03/10/2012 11:28

Pour le patron de France Télévisions, le groupe a une "ambition d'audience" mais ce n'est pas une "obsession"

France Télévisions, à qui la ministre de la Culture et de la Communication Aurélie Filippetti a demandé d'arrêter "la course à l'audimat", a "l'ambition" mais "pas l'obsession de l'audience", a répondu mercredi le patron du groupe audiovisuel public, Rémy Pflimlin.

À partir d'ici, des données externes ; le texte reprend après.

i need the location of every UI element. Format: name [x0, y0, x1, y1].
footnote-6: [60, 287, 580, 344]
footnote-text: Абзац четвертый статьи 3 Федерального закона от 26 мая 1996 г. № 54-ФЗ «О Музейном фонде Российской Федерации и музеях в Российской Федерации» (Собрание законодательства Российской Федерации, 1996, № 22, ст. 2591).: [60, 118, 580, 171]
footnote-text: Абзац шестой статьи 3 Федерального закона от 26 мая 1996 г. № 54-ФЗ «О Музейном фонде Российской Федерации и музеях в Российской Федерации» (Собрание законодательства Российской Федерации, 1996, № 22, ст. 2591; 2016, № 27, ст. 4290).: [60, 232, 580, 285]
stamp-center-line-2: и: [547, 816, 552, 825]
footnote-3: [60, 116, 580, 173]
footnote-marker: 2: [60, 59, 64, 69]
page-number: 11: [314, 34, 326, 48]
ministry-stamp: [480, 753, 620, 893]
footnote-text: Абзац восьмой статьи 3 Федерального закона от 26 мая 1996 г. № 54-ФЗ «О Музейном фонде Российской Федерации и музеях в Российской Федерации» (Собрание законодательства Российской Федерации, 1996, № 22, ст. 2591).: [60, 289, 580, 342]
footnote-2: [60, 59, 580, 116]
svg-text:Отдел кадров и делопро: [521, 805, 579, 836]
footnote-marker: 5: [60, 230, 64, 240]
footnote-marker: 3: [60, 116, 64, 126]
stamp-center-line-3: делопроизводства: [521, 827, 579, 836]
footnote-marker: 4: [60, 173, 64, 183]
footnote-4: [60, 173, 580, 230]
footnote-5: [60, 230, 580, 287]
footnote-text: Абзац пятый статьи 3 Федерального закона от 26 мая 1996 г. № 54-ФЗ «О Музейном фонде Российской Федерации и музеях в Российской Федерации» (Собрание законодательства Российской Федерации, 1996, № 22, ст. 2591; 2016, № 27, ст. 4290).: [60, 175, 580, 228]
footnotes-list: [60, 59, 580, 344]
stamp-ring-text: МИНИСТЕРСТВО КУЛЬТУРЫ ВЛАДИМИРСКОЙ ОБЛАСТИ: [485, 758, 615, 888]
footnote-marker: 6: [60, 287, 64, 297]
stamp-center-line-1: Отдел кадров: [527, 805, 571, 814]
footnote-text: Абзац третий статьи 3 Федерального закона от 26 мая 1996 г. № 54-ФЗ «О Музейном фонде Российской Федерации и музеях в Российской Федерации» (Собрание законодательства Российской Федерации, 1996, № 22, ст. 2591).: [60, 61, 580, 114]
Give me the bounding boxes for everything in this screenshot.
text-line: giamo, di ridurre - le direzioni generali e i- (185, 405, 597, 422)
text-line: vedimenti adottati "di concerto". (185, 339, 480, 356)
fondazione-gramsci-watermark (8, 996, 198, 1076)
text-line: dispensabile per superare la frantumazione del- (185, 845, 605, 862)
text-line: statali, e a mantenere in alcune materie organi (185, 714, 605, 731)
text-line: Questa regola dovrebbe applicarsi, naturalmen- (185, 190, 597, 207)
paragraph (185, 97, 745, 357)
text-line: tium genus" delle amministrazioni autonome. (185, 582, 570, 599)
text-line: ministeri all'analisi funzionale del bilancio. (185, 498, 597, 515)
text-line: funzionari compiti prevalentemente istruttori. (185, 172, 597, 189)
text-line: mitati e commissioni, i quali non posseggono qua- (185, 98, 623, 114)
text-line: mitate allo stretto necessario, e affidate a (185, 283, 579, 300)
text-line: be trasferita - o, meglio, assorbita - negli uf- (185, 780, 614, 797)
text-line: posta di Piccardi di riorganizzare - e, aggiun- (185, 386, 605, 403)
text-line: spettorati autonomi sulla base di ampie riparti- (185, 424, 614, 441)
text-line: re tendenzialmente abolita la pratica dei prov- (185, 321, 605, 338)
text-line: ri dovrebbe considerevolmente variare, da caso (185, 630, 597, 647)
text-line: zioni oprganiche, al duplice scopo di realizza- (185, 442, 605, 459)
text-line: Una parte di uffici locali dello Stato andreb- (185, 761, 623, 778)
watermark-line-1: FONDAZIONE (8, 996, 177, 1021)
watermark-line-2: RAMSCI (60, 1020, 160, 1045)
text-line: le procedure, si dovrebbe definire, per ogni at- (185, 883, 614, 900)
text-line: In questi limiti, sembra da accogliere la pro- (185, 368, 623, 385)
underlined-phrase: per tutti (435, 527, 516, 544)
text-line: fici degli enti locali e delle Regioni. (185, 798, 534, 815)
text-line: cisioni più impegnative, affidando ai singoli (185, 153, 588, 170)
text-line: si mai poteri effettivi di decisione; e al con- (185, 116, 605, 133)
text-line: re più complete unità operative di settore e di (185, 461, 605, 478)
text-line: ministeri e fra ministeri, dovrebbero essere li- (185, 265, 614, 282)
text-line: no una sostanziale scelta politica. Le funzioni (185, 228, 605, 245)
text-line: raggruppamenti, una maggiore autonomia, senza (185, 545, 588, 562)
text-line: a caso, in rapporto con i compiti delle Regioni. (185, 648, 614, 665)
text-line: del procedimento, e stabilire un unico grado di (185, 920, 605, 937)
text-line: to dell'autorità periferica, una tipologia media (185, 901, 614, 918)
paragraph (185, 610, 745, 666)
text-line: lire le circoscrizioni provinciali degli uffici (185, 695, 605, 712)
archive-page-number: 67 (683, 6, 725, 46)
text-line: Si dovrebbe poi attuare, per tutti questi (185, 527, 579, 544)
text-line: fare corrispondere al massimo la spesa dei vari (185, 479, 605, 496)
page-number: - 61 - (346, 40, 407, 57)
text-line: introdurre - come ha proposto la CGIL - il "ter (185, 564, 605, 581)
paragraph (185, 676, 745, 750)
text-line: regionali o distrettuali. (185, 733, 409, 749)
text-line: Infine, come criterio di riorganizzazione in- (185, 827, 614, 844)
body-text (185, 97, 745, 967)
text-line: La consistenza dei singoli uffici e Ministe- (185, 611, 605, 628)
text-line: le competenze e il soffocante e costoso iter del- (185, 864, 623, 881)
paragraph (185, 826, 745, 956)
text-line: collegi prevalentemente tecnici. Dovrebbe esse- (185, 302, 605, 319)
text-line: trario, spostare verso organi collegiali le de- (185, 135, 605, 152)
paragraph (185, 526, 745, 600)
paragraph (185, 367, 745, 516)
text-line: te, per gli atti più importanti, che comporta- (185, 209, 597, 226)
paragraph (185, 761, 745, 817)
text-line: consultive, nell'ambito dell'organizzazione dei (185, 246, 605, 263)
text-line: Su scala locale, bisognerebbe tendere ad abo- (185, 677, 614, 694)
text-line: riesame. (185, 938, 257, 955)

"La ministre a dit ça dans un très grand entretien où elle a dit beaucoup d'autres choses. La course à l'audimat, c'est faux. Il n'y a pas de course à l'audimat à France Télévisions", a déclaré Rémy Pflimlin sur France Info.

"Nous avons l'ambition de l'audience, parce que je souhaite que lorsque l'on présente des oeuvres, des magazines, des documentaires, il y ait des gens qui les regardent. Ne pas regarder ces oeuvres, ce serait criminel. Donc nous avons l'ambition de l'audience, mais en tout cas pas l'obsession de l'audience, c'est bien clair", a-t-il ajouté.

Dans un entretien, Aurélie Filippetti avait estimé que France Télévisions, très affecté par la baisse des dotations de l'Etat, devait se repositionner et que "la course à l'audimat, sur le même terrain que des chaînes commerciales, n'est pas la bonne manière d'envisager une stratégie pour le service public audiovisuel".

Le projet de budget 2013, présenté vendredi par le gouvernement, prévoit un repli de 1,6% du total des dotations aux entreprises de l'audiovisuel public.

France Télévisions (France 2, France 3, France 4, France 5 et France 0), qui est le plus important poste de dotations du secteur, va subir la plus forte baisse. Le groupe bénéficiera en 2013 de 2,453 milliards d'euros, en baisse de 2,3% par rapport à 2012, selon les chiffres du ministère.

Interrogé sur l'éventualité d'un retour de la publicité après 20H sur France Télévisions pour financer l'audiovisuel public, M. Pflimlin s'est dit "beaucoup plus favorable à des examens concernant la redevance".